The vast majority will come from the Tata plant in Port Talbot, a major presence in the South Wales economy and a site which has employed some families for generations.
Job losses on this scale are always devastating, with each and every one a tragedy for the employee and their family, not to mention the knock – on effect on jobs in the local community, but it is a double tragedy when we know that so much more could have been done so much more quickly by the UK government to avoid today’s tragic news.
The industry has been very clear: it does not want hand-outs or any half-baked proposals for nationalisation. It wants a level playing field in order to survive in a highly competitive global environment.
Back in 2010, the Chancellor hit the industry with the punishingly high carbon tax, a tax unique to the UK, which is not paid by any of our competitors, inside or outside the EU. In spite of calls from the industry, trade unions and Labour MPs, and even promises back in 2011 from the Chancellor himself of help for the energy intensive industries, he only confirmed this help a month ago, and it is now looking very much like too little too late.
The Conservative government has been wilfully slow to tackle the Chinese dumping of steel which is crippling the UK sector. The government has blocked EU reforms which would make it easier to keep Chinese steel out, and the government all but confirmed today that it is backing market economy status for China – a move to remove trade tariffs that will further intensify the pressure on our steel sector. It seems that George Osborne is far more interested in selling off British industries to China than challenging them on their uncompetitive practices as Jeremy Corbyn and Angela Eagle did during President Xi’s recent state visit.

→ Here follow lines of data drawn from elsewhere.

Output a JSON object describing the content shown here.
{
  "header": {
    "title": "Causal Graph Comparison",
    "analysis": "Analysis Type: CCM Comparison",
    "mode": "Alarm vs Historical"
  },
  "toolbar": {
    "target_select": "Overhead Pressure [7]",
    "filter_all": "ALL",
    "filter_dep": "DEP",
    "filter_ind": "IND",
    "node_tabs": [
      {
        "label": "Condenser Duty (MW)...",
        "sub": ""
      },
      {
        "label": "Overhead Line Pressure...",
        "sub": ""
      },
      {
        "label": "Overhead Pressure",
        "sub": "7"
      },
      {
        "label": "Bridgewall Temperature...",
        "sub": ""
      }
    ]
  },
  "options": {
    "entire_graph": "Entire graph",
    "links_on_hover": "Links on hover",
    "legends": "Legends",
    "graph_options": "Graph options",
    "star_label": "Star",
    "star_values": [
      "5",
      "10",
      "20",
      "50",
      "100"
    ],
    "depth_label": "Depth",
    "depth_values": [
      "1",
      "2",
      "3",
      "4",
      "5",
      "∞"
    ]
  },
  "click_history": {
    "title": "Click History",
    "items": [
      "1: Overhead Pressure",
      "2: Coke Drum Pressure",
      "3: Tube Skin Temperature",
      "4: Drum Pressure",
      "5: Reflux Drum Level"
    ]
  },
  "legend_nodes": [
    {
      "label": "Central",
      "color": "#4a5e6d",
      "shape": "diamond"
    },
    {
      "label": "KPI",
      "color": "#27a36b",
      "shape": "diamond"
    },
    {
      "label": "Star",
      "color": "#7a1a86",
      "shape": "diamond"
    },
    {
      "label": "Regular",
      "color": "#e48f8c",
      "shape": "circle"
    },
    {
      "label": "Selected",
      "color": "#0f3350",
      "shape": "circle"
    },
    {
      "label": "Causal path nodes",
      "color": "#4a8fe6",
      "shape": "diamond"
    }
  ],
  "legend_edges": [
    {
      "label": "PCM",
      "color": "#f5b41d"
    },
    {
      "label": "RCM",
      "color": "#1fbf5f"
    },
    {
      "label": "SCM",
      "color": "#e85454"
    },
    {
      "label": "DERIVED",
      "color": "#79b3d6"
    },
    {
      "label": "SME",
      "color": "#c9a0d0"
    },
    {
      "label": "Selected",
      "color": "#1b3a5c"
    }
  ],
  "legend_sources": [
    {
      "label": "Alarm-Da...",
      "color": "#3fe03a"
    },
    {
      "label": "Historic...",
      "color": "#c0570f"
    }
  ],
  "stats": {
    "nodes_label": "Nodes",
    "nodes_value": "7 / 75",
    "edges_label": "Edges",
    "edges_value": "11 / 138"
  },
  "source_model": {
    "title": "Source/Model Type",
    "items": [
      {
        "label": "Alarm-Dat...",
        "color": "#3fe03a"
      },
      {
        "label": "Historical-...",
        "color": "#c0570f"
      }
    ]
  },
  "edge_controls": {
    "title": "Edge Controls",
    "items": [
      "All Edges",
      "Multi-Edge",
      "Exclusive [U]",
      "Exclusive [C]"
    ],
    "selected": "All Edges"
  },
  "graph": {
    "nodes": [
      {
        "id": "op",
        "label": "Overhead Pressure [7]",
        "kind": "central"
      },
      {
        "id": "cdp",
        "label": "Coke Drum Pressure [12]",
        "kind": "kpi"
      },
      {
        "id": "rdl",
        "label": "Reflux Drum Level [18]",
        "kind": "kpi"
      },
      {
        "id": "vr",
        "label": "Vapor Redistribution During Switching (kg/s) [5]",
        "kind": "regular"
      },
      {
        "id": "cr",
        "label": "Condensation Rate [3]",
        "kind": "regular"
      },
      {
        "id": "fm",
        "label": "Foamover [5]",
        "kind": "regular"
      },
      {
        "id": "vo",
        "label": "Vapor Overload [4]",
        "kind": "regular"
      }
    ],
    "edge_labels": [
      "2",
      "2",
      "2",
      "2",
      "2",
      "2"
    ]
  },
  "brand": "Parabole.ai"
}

At a time of low demand in the private sector, the British government should bring forward, not cancel or postpone, infrastructure projects, and make sure that we use British steel in them; that would help both the steel and construction industries, and keep up our skills base. The British government should sign up, as the Welsh government has done, to the Charter for sustainable UK steel, and ensure that British steel is used in publicly funded projects.
We will continue to need steel, and, with our highly skilled workforce and Tata’s recent investment in the new blast furnace in Port Talbot, there is every reason why that steel should be made here, but, to ensure that happens, we need urgent action from the UK Government to enable the UK steel industry to compete on a level playing field and secure a future for the UK steel industry.